Bagaimana tanggapan Israel?
James Demmin-De Lise, seorang penulis dan analis politik yang menulis buku tentang Israel dan anti-Semitisme, mengatakan dia yakin Israel akan berusaha untuk menekankan keunggulannya.
“Iran sekarang benar-benar melemah karena proksinya telah dihancurkan,” katanya, memperkirakan akan terjadi “perubahan kekuasaan yang cukup dramatis,” dan Israel kemungkinan akan menyaksikan pergantian rezim di Teheran.
Sumber diplomatik senior Eropa, yang tidak mau disebutkan namanya, mengatakan ada kekhawatiran nyata akan “berkepanjangan konflik”.
“Tim Perdana Menteri Israel Benjamin Netanyahu “menjadi sedikit gembira, berpikir: ‘Kami memiliki Nasrallah, kami akan mengubah Timur Tengah,’” kata sumber itu.
Mantan Perdana Menteri Israel Naftali Bennett pada hari Rabu menganjurkan serangan militer yang lebih bertarget terhadap fasilitas nuklir Iran.
Namun Israel sudah berperang di dua front: di Gaza – di mana kementerian kesehatan pimpinan Hamas mengatakan lebih dari 41.000 warga Palestina telah terbunuh – dan di Lebanon selatan, di mana tentara melancarkan operasi darat pada hari Senin yang menargetkan Hizbullah.
Apakah hal ini berisiko memicu perang ketiga?

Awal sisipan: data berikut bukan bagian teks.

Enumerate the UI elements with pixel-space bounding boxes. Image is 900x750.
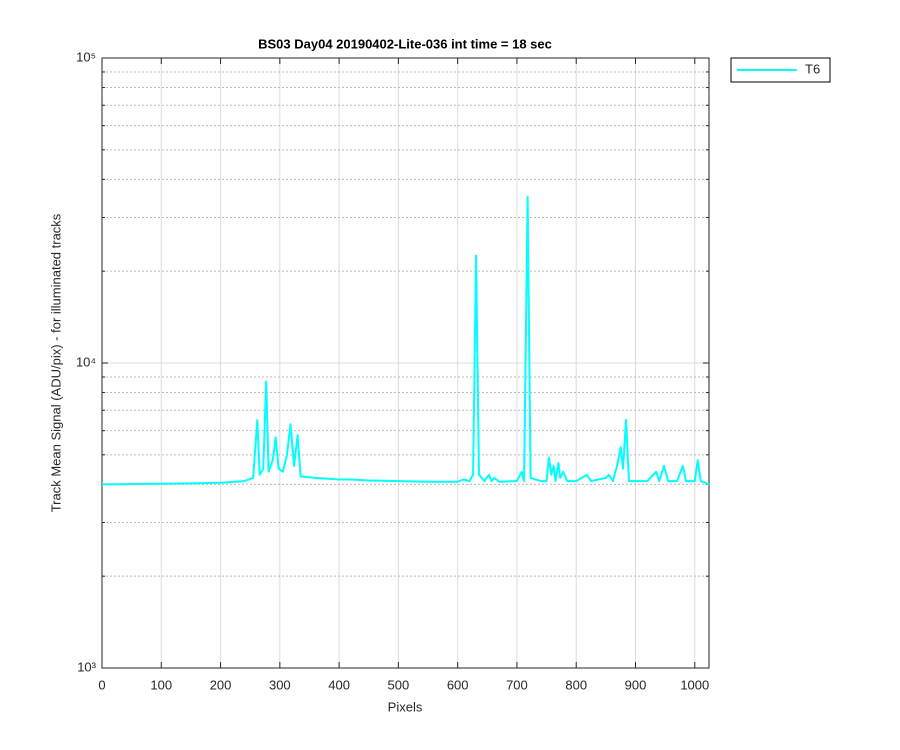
y-tick-label: 10⁵ xyxy=(76,49,96,64)
x-tick-label: 700 xyxy=(506,677,528,692)
x-tick-label: 1000 xyxy=(680,677,709,692)
x-tick-label: 400 xyxy=(328,677,350,692)
x-tick-label: 800 xyxy=(565,677,587,692)
legend-label: T6 xyxy=(805,61,820,76)
y-tick-label: 10³ xyxy=(77,659,96,674)
x-tick-label: 200 xyxy=(210,677,232,692)
data-line xyxy=(101,196,710,486)
x-tick-label: 0 xyxy=(98,677,105,692)
y-tick-label: 10⁴ xyxy=(76,354,96,369)
x-tick-label: 100 xyxy=(150,677,172,692)
x-tick-label: 300 xyxy=(269,677,291,692)
x-tick-label: 600 xyxy=(447,677,469,692)
chart-title: BS03 Day04 20190402-Lite-036 int time = … xyxy=(258,36,552,51)
y-axis-label: Track Mean Signal (ADU/pix) - for illumi… xyxy=(48,213,63,512)
x-axis-label: Pixels xyxy=(388,699,423,714)
x-tick-label: 500 xyxy=(388,677,410,692)
x-tick-label: 900 xyxy=(625,677,647,692)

“Israel telah mencapai banyak keberhasilan dalam dua minggu terakhir dan mereka tidak ingin membahayakannya,” kata Alterman dari Pusat Studi Strategis dan Internasional.
Dia mengatakan Israel harus memilih antara “dua naluri mempertahankan keuntungan dan menggandakan strategi yang membuahkan hasil.”
Apa itu “reuni”?
Dewan Keamanan PBB dijadwalkan mengadakan pertemuan darurat pada hari Rabu untuk membahas Timur Tengah, namun badan dunia tersebut secara luas dipandang tidak efektif dan terpecah belah.
Satu-satunya kekuatan asing yang memiliki potensi otoritas atas Israel adalah Amerika Serikat, namun pemerintahan Presiden Joe Biden terbukti hanya memiliki pengaruh relatif.
Dalam pernyataan yang dirilis sehari setelah pembunuhan Nasrallah, Biden menegaskan kembali dukungan AS terhadap “hak Israel untuk mempertahankan diri melawan Hizbullah, Hamas, Houthi, dan kelompok teroris lain yang didukung Iran.”
Namun Biden juga mendorong gencatan senjata di Gaza dan menentang serangan darat Israel di Lebanon – namun tidak membuahkan hasil.
“Presiden Biden kemungkinan besar akan ikut serta dalam negosiasi, tetapi saya ragu dia akan memiliki pengaruh yang besar,” kata Jordan Barkin, seorang analis politik Israel dan mantan editor majalah.
Amerika Serikat juga tidak memiliki hubungan langsung dengan Iran, sehingga setiap langkah diplomatik untuk meredakan ketegangan memerlukan keterlibatan Eropa atau Timur Tengah.
“Semuanya akan bergantung pada tanggapan Israel dan semuanya akan bergantung pada saran dan upaya pemerintah Amerika, yang pada saat ini tidak tertarik untuk terlibat dalam perang regional,” kata Hasni Abidi, direktur Pusat Studi dan Studi yang berbasis di Jenewa. Penelitian di Dunia Arab dan Mediterania ( CERMAM).
(Kecuali judulnya, cerita ini belum diedit oleh staf NDTV dan diterbitkan dari feed sindikasi.)